Fig. 4. LTβR dampens neutrophil respiration and glycolysis.

CD11b+ Ly6G+ Neutrophils were isolated from BM of Ltbr^fl/fl × Mrp8-Cre (LTβR^ΔN) and control littermates (pooled from 5 mice/group) by magnetic sorting and their metabolic parameters were measured. a Oxygen consumption rate (OCR) and b extracellular acidification rate (ECAR) were measured in real time at baseline and in response to the indicated mitochondrial inhibitors. See “Methods” for details. c Basal and maximal mitochondrial respiration and glycolysis are mapped to illustrate pathway preference. ATP-linked respiration (d) and maximal respiratory capacity (e) are quantified as ΔOCR from flux analysis. Data from 5 mice/group, measured as mean of 5 wells for each timepoint, representing one of three independent experiments. Error bars represent SEM.

Fig. 5. Colon inflammation is associated with metabolic neutrophil activation in the absence of LTβR.

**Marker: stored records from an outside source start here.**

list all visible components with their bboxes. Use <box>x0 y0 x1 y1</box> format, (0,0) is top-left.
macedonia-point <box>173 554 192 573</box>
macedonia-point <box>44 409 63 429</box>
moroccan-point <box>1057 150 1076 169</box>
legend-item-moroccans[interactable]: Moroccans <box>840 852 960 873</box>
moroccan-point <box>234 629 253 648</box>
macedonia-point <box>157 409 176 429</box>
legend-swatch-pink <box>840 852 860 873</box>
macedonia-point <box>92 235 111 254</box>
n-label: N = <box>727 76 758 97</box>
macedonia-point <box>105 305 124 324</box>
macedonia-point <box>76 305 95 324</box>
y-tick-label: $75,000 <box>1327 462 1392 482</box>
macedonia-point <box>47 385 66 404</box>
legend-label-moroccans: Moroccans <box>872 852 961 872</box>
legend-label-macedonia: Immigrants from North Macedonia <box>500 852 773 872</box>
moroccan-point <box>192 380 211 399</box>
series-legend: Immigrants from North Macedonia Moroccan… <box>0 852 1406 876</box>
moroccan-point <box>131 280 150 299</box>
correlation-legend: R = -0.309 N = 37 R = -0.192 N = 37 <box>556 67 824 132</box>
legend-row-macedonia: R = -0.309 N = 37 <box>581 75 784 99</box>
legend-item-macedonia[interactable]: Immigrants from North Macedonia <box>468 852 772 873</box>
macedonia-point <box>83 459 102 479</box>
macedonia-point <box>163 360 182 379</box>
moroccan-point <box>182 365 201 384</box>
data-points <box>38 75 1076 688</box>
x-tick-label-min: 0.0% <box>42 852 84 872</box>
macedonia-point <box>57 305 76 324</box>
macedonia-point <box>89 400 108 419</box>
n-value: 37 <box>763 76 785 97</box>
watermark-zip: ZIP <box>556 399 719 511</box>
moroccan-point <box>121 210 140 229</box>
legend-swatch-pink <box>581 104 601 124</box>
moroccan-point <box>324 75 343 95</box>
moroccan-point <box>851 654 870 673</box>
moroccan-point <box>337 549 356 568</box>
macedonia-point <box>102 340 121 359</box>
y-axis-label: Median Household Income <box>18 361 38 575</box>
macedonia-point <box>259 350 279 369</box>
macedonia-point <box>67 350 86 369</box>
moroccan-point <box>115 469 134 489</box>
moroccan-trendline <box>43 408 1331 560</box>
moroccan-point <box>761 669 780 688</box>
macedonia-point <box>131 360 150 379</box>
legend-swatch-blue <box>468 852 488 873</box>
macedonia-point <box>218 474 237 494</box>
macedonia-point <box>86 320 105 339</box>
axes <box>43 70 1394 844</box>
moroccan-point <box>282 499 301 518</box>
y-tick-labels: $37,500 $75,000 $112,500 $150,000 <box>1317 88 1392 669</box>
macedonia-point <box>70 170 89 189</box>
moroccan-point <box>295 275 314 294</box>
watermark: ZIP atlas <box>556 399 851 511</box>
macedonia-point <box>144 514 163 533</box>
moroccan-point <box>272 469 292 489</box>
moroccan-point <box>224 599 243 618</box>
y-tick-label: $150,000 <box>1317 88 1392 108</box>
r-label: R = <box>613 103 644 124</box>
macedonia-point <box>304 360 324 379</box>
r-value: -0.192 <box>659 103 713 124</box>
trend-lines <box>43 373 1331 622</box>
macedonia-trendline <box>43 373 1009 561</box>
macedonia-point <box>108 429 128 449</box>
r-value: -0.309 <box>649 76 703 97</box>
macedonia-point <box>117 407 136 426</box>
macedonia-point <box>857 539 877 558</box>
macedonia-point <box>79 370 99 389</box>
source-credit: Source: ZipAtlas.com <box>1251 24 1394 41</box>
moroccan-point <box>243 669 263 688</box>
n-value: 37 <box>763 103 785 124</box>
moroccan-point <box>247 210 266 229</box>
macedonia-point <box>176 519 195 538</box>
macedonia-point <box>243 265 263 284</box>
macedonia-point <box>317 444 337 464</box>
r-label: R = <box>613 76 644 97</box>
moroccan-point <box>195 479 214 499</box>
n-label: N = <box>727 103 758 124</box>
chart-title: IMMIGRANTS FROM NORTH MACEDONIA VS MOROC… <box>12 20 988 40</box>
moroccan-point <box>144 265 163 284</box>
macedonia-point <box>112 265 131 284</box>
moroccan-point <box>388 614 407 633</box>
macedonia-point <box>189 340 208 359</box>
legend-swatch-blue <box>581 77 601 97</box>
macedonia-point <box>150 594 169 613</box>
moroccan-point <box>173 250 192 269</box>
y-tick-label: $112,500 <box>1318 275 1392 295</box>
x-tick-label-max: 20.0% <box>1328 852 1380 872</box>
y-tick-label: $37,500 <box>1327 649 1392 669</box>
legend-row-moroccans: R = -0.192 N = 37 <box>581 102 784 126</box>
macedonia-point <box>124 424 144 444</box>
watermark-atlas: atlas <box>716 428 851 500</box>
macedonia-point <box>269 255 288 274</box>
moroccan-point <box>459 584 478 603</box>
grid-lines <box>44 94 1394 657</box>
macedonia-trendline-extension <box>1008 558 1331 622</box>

Colitis was induced in Ltbr^fl/fl × Mrp8-Cre (LTβR^ΔN) and control littermates by 2.5% DSS and disease and metabolic parameters were measured in colonic neutrophils. a Relative weight loss expressed as % of starting body weight. Quantification of neutrophil Mitotracker mean fluorescence intensity by flow cytometry (b) and representative histograms of colon neutrophil mitochondrial mass (c). d Mitochondrial superoxide production quantified by MitoSox by mean fluorescence intensity (left) and percent positive cells (right). Fluorescent glucose 2-NBDG uptake in neutrophils isolated from the colon quantified by flow cytometry (e) and representative histogram of 2-NBDG uptake (f). Student’s t test. Data from 3–4 mice/group, representative of 3 experiments. Error bars represent SEM.

Fig. 6. LTβR driven neutrophil metabolic activation causes exacerbated DSS-induced colitis.

Colitis was induced in Ltbr^fl/fl × Mrp8-Cre (LTβR^ΔN) and control littermates by 2.5% DSS. Metformin (Mtf, 200 mg/kg) or PBS was administered every other day by oral gavage and disease parameters were measured over time. a Weight loss was monitored daily as % starting body weight. b Colon length at endpoint of experiment. c H&E stained representative sections from distal colon with (d) blinded total histological score. Data represents three independent experiments (a, c) or is combined from three independent experiments (b, d). Significance tested by two-way ANOVA (a) or student’s t test (b, d). Scale bar, 200 μm. Error bars represent SEM.